Phil Aickin tried to focus on his game. He had an early tee time, and workers were still taking down Air New Zealand signage while he was playing.
"It just wasn't normal," he said, "Very few spectators were out. Again with the signs down, flags down. The whole field was certainly feeling it and golf was just trying to continue on."
Conditions didn't make things any better. A howling wind - strong even by Wellington standards - played havoc with everyone's scores. American Tom Kite made the early running before fading into the pack. Getting around the course in one piece became the priority.

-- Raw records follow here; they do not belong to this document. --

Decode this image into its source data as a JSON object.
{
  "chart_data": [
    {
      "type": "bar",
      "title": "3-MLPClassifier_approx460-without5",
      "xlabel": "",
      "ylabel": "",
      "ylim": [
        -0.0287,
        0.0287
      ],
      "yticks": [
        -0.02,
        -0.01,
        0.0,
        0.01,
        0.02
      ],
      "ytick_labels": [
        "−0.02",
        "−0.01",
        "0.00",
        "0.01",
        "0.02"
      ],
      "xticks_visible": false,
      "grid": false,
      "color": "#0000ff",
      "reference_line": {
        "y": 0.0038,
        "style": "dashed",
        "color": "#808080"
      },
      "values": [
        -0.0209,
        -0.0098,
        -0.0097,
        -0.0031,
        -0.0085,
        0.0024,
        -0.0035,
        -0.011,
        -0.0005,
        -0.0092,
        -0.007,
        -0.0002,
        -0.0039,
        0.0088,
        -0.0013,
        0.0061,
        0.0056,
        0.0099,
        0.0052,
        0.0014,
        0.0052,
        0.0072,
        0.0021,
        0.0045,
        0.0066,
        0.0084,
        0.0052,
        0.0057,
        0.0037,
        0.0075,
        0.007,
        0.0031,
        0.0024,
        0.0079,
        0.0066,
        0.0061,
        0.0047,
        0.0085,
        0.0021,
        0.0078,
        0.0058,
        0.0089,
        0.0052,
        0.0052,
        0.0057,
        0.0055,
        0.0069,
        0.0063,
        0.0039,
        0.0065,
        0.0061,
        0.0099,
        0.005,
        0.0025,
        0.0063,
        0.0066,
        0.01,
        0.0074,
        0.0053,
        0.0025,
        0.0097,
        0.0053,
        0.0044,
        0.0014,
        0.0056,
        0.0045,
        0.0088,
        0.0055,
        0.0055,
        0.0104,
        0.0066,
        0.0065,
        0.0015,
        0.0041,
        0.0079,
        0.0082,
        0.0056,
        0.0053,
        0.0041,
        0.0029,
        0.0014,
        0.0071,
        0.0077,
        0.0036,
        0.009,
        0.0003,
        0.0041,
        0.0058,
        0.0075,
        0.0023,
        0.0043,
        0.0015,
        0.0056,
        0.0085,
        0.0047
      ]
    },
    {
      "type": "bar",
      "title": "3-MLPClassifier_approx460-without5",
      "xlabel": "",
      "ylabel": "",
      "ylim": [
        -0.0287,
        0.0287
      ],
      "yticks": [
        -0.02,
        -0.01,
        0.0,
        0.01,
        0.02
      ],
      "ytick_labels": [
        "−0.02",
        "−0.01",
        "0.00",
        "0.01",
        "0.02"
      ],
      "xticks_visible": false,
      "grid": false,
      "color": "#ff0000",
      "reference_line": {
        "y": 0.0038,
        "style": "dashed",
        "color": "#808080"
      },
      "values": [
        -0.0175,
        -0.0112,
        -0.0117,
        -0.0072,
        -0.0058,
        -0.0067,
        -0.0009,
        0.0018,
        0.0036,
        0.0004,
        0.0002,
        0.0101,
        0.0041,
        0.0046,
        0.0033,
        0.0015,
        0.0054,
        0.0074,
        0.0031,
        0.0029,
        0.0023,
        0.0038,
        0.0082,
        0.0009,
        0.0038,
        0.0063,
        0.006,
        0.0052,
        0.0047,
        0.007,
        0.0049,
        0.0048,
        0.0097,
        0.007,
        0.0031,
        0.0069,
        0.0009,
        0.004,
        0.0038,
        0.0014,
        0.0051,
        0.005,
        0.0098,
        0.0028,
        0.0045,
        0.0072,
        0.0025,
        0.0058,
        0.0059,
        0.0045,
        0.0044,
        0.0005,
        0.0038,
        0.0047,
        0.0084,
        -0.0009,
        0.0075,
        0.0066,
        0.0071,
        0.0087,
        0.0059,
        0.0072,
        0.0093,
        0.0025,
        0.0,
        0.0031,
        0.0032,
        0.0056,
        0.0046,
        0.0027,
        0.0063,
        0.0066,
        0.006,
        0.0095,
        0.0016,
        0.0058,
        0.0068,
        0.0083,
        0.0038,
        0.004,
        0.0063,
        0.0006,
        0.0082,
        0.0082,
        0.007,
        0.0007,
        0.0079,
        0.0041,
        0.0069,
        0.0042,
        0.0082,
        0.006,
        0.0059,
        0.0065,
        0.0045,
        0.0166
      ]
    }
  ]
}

"One minute [I'd have] a 5-iron and the wind would switch and suddenly [I'd] only need an 8-iron," Aickin said.
"I'd never really played in conditions like that...I was just trying to get a round of golf completed as best I could."
After four days, David Graham emerged victorious. He won by eight strokes. Thanks to the wind, he was the only one to finish under par. Morrie Davis made his first public appearance since the crash to attend the prize-giving. He thanked the players and officials for soldiering on. And the spectators who, like so many New Zealanders, may have known someone on the flight.
"The dark cloud of tragedy will be with us all for some time to come," Davis said.
In accepting the title, Graham expressed sympathy on behalf of all the players to Davis and his wife, Myra. "I know this has been a most difficult week for them," he said. Forty years on, his memory of that moment hasn't faded.
"It was a very, very sad scenario. Everyone was mourning the tragedy and everyone felt sorry for everybody and we put on as good a show as we possibly could under the circumstances.
"It was a very shallow victory for anyone. It was very shallow to even play. But that's what the organisers wanted us to do and that's what we did."